Injectafer (ferric carboxymaltose) is an iron-replacement product that’s injected directly into the bloodstream, rather than taken in pill form. It is designed to help treat adults who have iron deficiency anemia (IDA) and who either can’t tolerate regular iron supplements or who did not experience good results with them.
Why Would People Need Injectafer?
Iron deficiency anemia is a condition in which the body, because it doesn’t have enough iron, can’t produce enough “hemoglobin.” Hemoglobin is a substance inside red blood cells that binds to oxygen and carries it around to the tissues and organs that require it.
Iron is required for hemoglobin production, so if a person is deficient, hemoglobin levels go down. With less hemoglobin inside the red blood cells, oxygen doesn’t get to where it needs to go, so the person experiences a form of oxygen deprivation.

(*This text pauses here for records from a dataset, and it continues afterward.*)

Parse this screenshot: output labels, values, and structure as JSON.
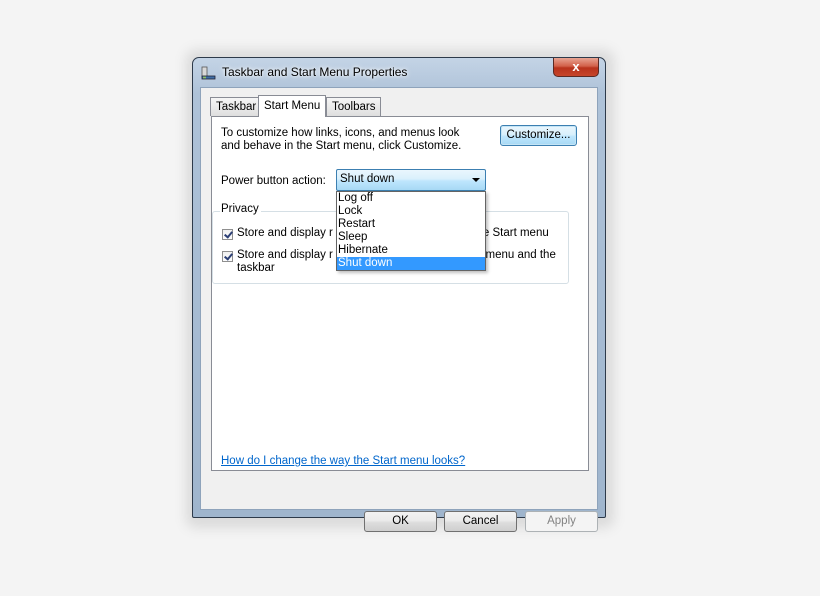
{
  "window": {
    "title": "Taskbar and Start Menu Properties",
    "close_glyph": "x"
  },
  "tabs": [
    {
      "label": "Taskbar",
      "active": false
    },
    {
      "label": "Start Menu",
      "active": true
    },
    {
      "label": "Toolbars",
      "active": false
    }
  ],
  "start_menu": {
    "description": "To customize how links, icons, and menus look and behave in the Start menu, click Customize.",
    "customize_label": "Customize...",
    "power_label": "Power button action:",
    "power_value": "Shut down",
    "power_options": [
      "Log off",
      "Lock",
      "Restart",
      "Sleep",
      "Hibernate",
      "Shut down"
    ],
    "privacy": {
      "legend": "Privacy",
      "checks": [
        {
          "left": "Store and display r",
          "right": "e Start menu",
          "checked": true
        },
        {
          "left": "Store and display r",
          "right": "art menu and the",
          "line2": "taskbar",
          "checked": true
        }
      ]
    },
    "help_link": "How do I change the way the Start menu looks?"
  },
  "buttons": {
    "ok": "OK",
    "cancel": "Cancel",
    "apply": "Apply"
  },
  "colors": {
    "selection": "#3399ff",
    "link": "#0066cc",
    "close": "#c6452b"
  }
}
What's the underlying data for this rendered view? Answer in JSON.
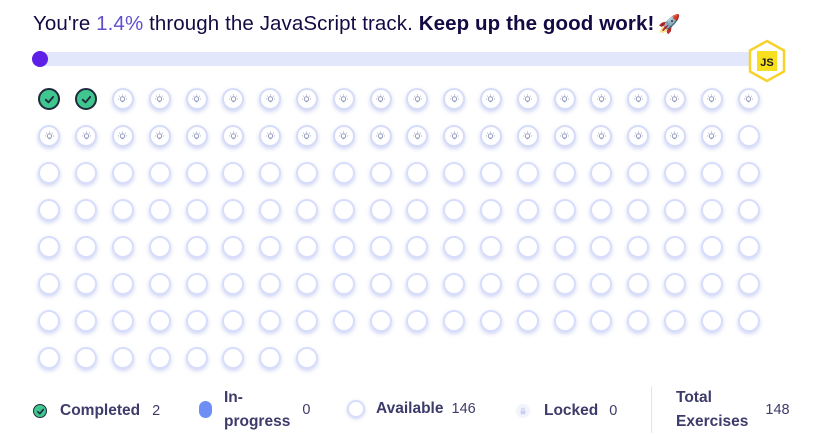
{
  "header": {
    "prefix": "You're ",
    "percent": "1.4%",
    "middle": " through the JavaScript track. ",
    "encouragement": "Keep up the good work!",
    "emoji": "🚀",
    "track_badge": "JS",
    "progress_fraction": 0.014
  },
  "colors": {
    "completed": "#40c68f",
    "in_progress": "#6d8ef5",
    "progress_dot": "#5e1fe6",
    "bar_track": "#e3e7fb",
    "js_badge": "#f7df1e"
  },
  "exercises": {
    "completed_count": 2,
    "available_with_icon": 37,
    "plain_available": 109
  },
  "legend": {
    "completed": {
      "label": "Completed",
      "count": "2"
    },
    "in_progress": {
      "label_line1": "In-",
      "label_line2": "progress",
      "count": "0"
    },
    "available": {
      "label": "Available",
      "count": "146"
    },
    "locked": {
      "label": "Locked",
      "count": "0"
    },
    "total": {
      "label_line1": "Total",
      "label_line2": "Exercises",
      "count": "148"
    }
  }
}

Symptoms may include fatigue, pale skin, cold hands and feet, shortness of breath, and others.
Iron deficiency anemia is usually treated with oral iron supplements. Iron pills have to go through the digestive system before the iron gets into the bloodstream, which means that only some of the iron makes it to the blood where it’s needed. Still, this treatment is effective most of the time, and helps replenish iron levels usually within a month or so. After that, the patient continues to take the supplements for a while to gradually restore iron levels to normal.
In some patients, however, iron pills don’t work very well. Digestive problems can affect how much iron is absorbed, for example. Those who have other medical conditions, like inflammatory bowel disease or chronic kidney disease, may also be unable to recover properly with oral iron supplements.
For these patients, injectable iron may work better. In a 2006 study, for example, researchers found that iron injections were significantly more effective at improving iron levels over 30 days than oral tablets. There are different types of injectable iron replacements available. Injectafer is one of them.
How Does Injectafer Work?
The FDA approved Injectafer in July 2013. They did restrict approval for the treatment of adult iron deficiency only in patients who:
- could not tolerate oral iron supplements
- had not had a good response to oral iron supplements
- or who had chronic kidney disease (CKD)
Injectafer is administered intravenously (IV), so it goes directly into the bloodstream. That means 100% of it is absorbed. The dosage is up to the doctor and depends on things like the severity of the anemia and the patient’s weight, but is not to exceed 1,500 mg given in two doses separated by at least seven days.
FDA Questions Safety of Injectafer Before Final Approval
It took many years and several tries before the FDA finally approved Injectafer as a treatment for iron deficiency anemia. The manufacturer—Luitpold Pharmaceuticals, a wholly owned subsidiary of Daiichi Sankyo—originally submitted the application for approval in 2007. Yet in 2008, the FDA denied approval for the product, noting that they were concerned about the possible side effects.
In the summary review, the FDA stated that studies on the product “showed an imbalance of deaths observed in controlled trials. More deaths occurred in ferrous carboxymaltose [Injectafer] treatment arms than in the control subjects.” In other words, there were more serious adverse events—including a condition called “hypophosphatemia”—among patients receiving Injectafer compared to those receiving oral iron supplements.
Hypophosphatemia is a condition in which the body becomes deficient in phosphate. It causes symptoms like muscle weakness, fatigue, bone pain, and tingling, and at its most severe, can cause respiratory failure, coma, and fatal heart rhythm abnormalities.
Because of these dangerous side effects, the product was not approved, and the manufacturer had to go back and start over.
FDA Withholds Injectafer Approval Because of Issues at Manufacturing Site
After a few years passed, Luitpold Pharmaceuticals submitted another new drug application in October 2011. They had new data from two new clinical trials, but again in 2012, the FDA decided to withhold approval. This time, the administration hesitated because they found issues during an inspection of one of the company’s manufacturing facilities—the very one that would be used to produce Injectafer.
It wasn’t until July 2013 that the FDA finally approved Injectafer for the treatment of iron deficiency anemia, as noted above.
But after the product had been on the market for a few years, studies began to show that Injectafer—more than other injectable iron supplements—increased risk of not only hypophosphatemia, but life-threatening “severe hypophosphatemia.”